The Government also wants to improve the quality of local investigations. It proposes that HSSIB accredit some NHS trusts and foundation trusts to undertake ‘safe space’ investigations themselves into other trusts and, eventually, into incidents taking place in their own trust. The Committee considers this idea to be wholly misconceived. It represents too great a conflict of interest for the accredited trusts, compromises HSSIB’s independence from the system it is investigating and would risk damaging confidence in the ‘safe space’ concept itself. The Committee further recommends that this proposal be dropped from the Bill. Instead, HSSIB should be funded to help to improve the quality of the many thousands of investigations that are conducted across the health system through advising, assisting and providing training.
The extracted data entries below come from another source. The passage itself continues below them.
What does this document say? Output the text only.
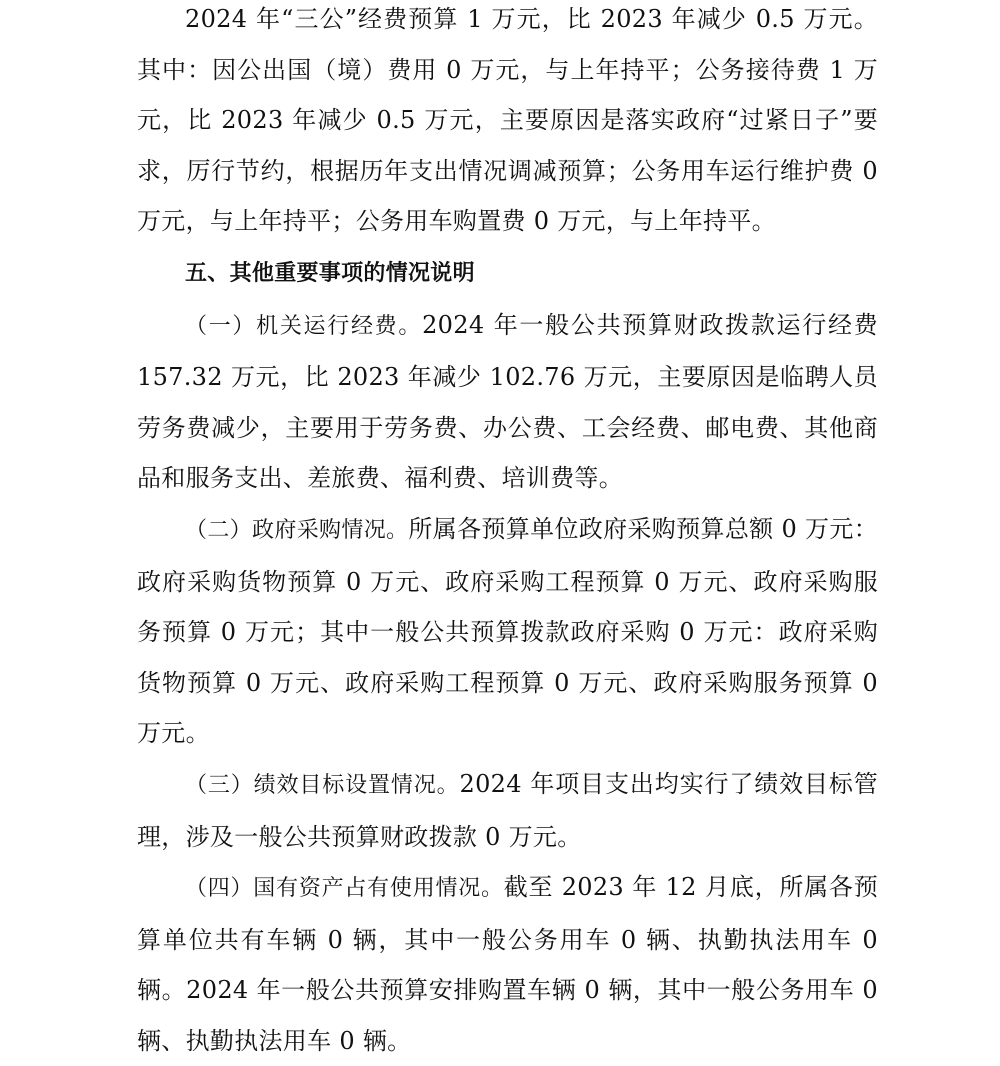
2024 年“三公”经费预算 1 万元，比 2023 年减少 0.5 万元。其中：因公出国（境）费用 0 万元，与上年持平；公务接待费 1 万元，比 2023 年减少 0.5 万元，主要原因是落实政府“过紧日子”要求，厉行节约，根据历年支出情况调减预算；公务用车运行维护费 0 万元，与上年持平；公务用车购置费 0 万元，与上年持平。

五、其他重要事项的情况说明

（一）机关运行经费。2024 年一般公共预算财政拨款运行经费 157.32 万元，比 2023 年减少 102.76 万元，主要原因是临聘人员劳务费减少，主要用于劳务费、办公费、工会经费、邮电费、其他商品和服务支出、差旅费、福利费、培训费等。

（二）政府采购情况。所属各预算单位政府采购预算总额 0 万元：政府采购货物预算 0 万元、政府采购工程预算 0 万元、政府采购服务预算 0 万元；其中一般公共预算拨款政府采购 0 万元：政府采购货物预算 0 万元、政府采购工程预算 0 万元、政府采购服务预算 0 万元。

（三）绩效目标设置情况。2024 年项目支出均实行了绩效目标管理，涉及一般公共预算财政拨款 0 万元。

（四）国有资产占有使用情况。截至 2023 年 12 月底，所属各预算单位共有车辆 0 辆，其中一般公务用车 0 辆、执勤执法用车 0 辆。2024 年一般公共预算安排购置车辆 0 辆，其中一般公务用车 0 辆、执勤执法用车 0 辆。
The draft Bill limits HSSIB’s remit to incidents which occur during the provision of NHS services, or at premises where such services are carried out. It also limits HSSIB’s remit to England, as healthcare is a devolved matter. The Committee believes that both of these limitations pose potential problems as they do not recognise the complex interactions of health and social care, private and public healthcare, and the fact that many patients cross borders within the UK to receive aspects of their care under different administrations. The Committee recommends that HSSIB’s remit should be extended to cover all healthcare in England, however funded. Its powers and the protections of ‘safe space’ should be extended, so that HSSIB investigations can analyse all aspects of the care pathway. The Committee also recommends that the draft Bill should be amended to enable reciprocal co-operation arrangements between HSSIB and the devolved health systems, and to give devolved administrations the choice of participating in HSSIB, if they so wish.
To win the confidence of patients, healthcare practitioners and other bodies with responsibility for patient safety—HSSIB had to be, and be seen to be, independent of existing healthcare structures, including the Department of Health and Social Care. The Committee have made several recommendations intended to increase HSSIB's independence, including to reinforce its accountability to Parliament.